Selanjutnya, Eko menambahkan kegiatan destructive fishing yang
dilakukan oleh oknum masyarakat umumnya menggunakan bahan peledak (bom
ikan), dan penggunaan bahan beracun untuk menangkap ikan. Penggunaan
bahan-bahan tersebut mengakibatkan kerusakan terumbu karang dan
ekosistem di sekitarnya, serta menyebabkan kematian berbagai jenis dan
ukuran yang ada di perairan tersebut. Setidaknya, hasil penelitian World
Bank tahun 1996 menunjukkan bahwa penggunaan bom seberat 250 gram akan
menyebabkan luasan terumbu karang yang hancur mencapai 5,30 m2.
Dalam hal pengawasan kegiatan destructive fishing,
Direktorat Jenderal PSDKP melalui para Pengawas Perikanan yang tersebar
di seluruh Indonesia serta instansi terkait lainnya telah berhasil
menggagalkan kegiatan pengggunaan bom ikan. Keberhasilan terbaru
dilakukan oleh Pangkalan PSDKP Tual yang menggagalkan penangkapan ikan
menggunakan bom di perairan Tual, Provinsi Maluku pada bulan Maret 2017.
Selanjutanya pada tanggal 10 April 2017 Dinas Kelautan dan Perikanan
Provinsi Nusa Tenggara Barat bersama TNI Angkatan Laut juga berhasil
menggagalkan penangkapan ikan menggunakan bom di perairan Lombok Timur.
Sementara pada tanggal 30 Mei 2017, Polair Polda Sulawesi Selatan juga
menangkap pelaku penangkapan ikan menggunakan bom di perairan Barang
Lompo, Sulawesi Selatan.
Sementara itu, berdasarkan Undang-Undang Nomor 45 Tahun 2009 tentang
Perubahan Atas Undang-Undang Nomor 31 Tahun 2004 tentang Perikanan
menyebutkan bahwa setiap orang dilarang memiliki, menguasai, membawa,
dan/atau menggunakan alat penangkapan ikan dan/atau alat bantu
penangkapan ikan yang mengganggu dan merusak keberlanjutan sumber daya
ikan di kapal penangkap ikan di wilayah pengelolaan perikanan Republik
Indonesia. Apabila diketahui dan didapatkan cukup bukti terdapat oknum
masyarakat yang melakukan kegiatan penangkapan ikan dengan cara merusak,
maka dapat dikenakan sanksi pidana penjara paling lama 5 tahun atau
denda paling banyak Rp. 2 milyar.
Perlu Peran Serta Masyarakat Atasi Destructive Fishing
Dengan luasnya wilayah laut Indonesia, memang terdapat keterbatasan Pemerintah untuk mengawasi kegiatan destructive fishing. Mulai
dari keterbatasan personil pengawasan, kapal pengawas, dan jangkauan
wilayah yang sangat luas. Untuk itu, peran serta masyarakat sangat
diperlukan untuk bersama-sama memerangi pelaku destructive fishing.
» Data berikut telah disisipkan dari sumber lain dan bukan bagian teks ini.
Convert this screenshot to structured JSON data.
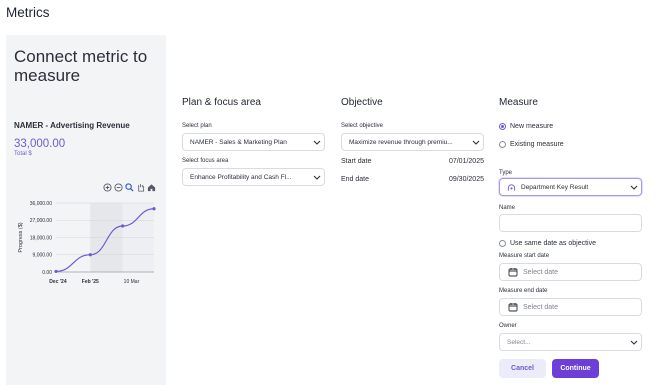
{
  "page": {
    "title": "Metrics"
  },
  "left_panel": {
    "title": "Connect metric to measure",
    "metric_name": "NAMER - Advertising Revenue",
    "metric_value": "33,000.00",
    "metric_sub": "Total $",
    "chart_tools": [
      "zoom-in-icon",
      "zoom-out-icon",
      "magnifier-icon",
      "pan-hand-icon",
      "home-icon"
    ]
  },
  "chart_data": {
    "type": "line",
    "ylabel": "Progress ($)",
    "xlabel": "",
    "y_ticks": [
      "36,000.00",
      "27,000.00",
      "18,000.00",
      "9,000.00",
      "0.00"
    ],
    "y_tick_values": [
      36000,
      27000,
      18000,
      9000,
      0
    ],
    "x_ticks": [
      "Dec '24",
      "Feb '25",
      "10 Mar"
    ],
    "ylim": [
      0,
      36000
    ],
    "series": [
      {
        "values": [
          300,
          9000,
          24000,
          33000
        ]
      }
    ],
    "x_positions": [
      0,
      0.35,
      0.68,
      1.0
    ],
    "line_color": "#6d5bd0"
  },
  "plan": {
    "heading": "Plan & focus area",
    "plan_label": "Select plan",
    "plan_value": "NAMER - Sales & Marketing Plan",
    "focus_label": "Select focus area",
    "focus_value": "Enhance Profitability and Cash Fl..."
  },
  "objective": {
    "heading": "Objective",
    "select_label": "Select objective",
    "select_value": "Maximize revenue through premiu...",
    "start_label": "Start date",
    "start_value": "07/01/2025",
    "end_label": "End date",
    "end_value": "09/30/2025"
  },
  "measure": {
    "heading": "Measure",
    "radio_new": "New measure",
    "radio_existing": "Existing measure",
    "type_label": "Type",
    "type_value": "Department Key Result",
    "name_label": "Name",
    "name_value": "",
    "same_date_label": "Use same date as objective",
    "start_label": "Measure start date",
    "start_placeholder": "Select date",
    "end_label": "Measure end date",
    "end_placeholder": "Select date",
    "owner_label": "Owner",
    "owner_placeholder": "Select...",
    "cancel": "Cancel",
    "continue": "Continue"
  },
  "colors": {
    "accent": "#6d5bd0",
    "primary_button": "#6d3fd8",
    "panel_bg": "#f3f4f6"
  }
}
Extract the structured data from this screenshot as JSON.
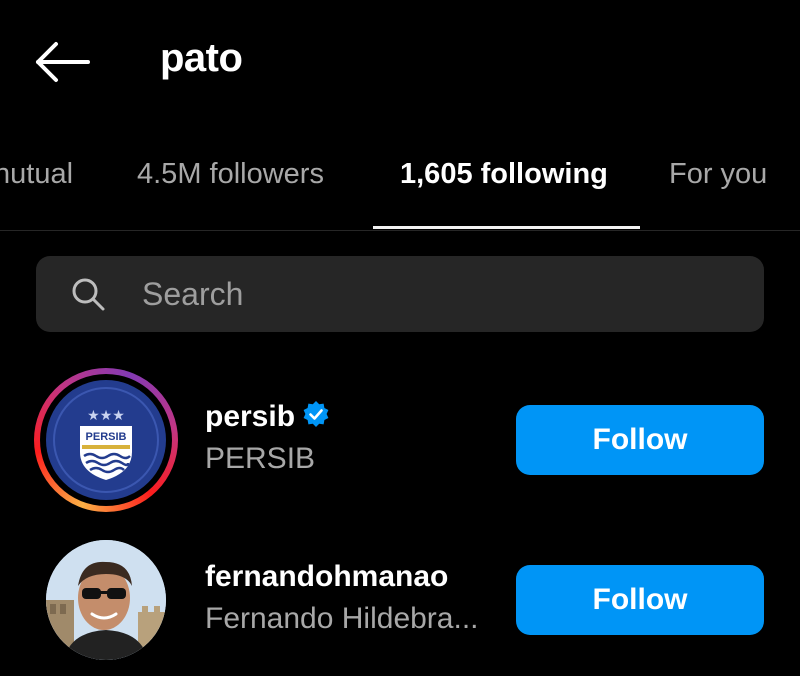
{
  "header": {
    "title": "pato",
    "back_icon": "arrow-left-icon"
  },
  "tabs": [
    {
      "label": "nutual",
      "active": false
    },
    {
      "label": "4.5M followers",
      "active": false
    },
    {
      "label": "1,605 following",
      "active": true
    },
    {
      "label": "For you",
      "active": false
    }
  ],
  "search": {
    "placeholder": "Search",
    "value": "",
    "icon": "search-icon"
  },
  "accounts": [
    {
      "username": "persib",
      "full_name": "PERSIB",
      "verified": true,
      "has_story_ring": true,
      "avatar_logo_text": "PERSIB",
      "avatar_stars": "★★★",
      "follow_label": "Follow"
    },
    {
      "username": "fernandohmanao",
      "full_name": "Fernando Hildebra...",
      "verified": false,
      "has_story_ring": false,
      "follow_label": "Follow"
    }
  ],
  "colors": {
    "background": "#000000",
    "follow_button": "#0095f6",
    "search_bg": "#262626",
    "secondary_text": "#a8a8a8",
    "verified_badge": "#0095f6"
  }
}
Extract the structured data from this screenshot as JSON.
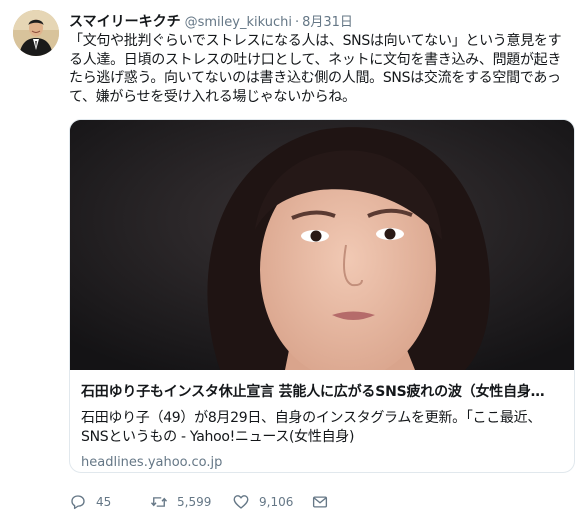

Peran serta masyarakat dapat dilakukan dengan mengamati atau memantau
kegiatan perikanan dan pemanfaatan lingkungan yang ada di daerahnya,
kemudian melaporkan adanya dugaan kegiatan destructive fishing kepada Pengawas Perikanan atau aparat penegak hukum, pungkas Eko.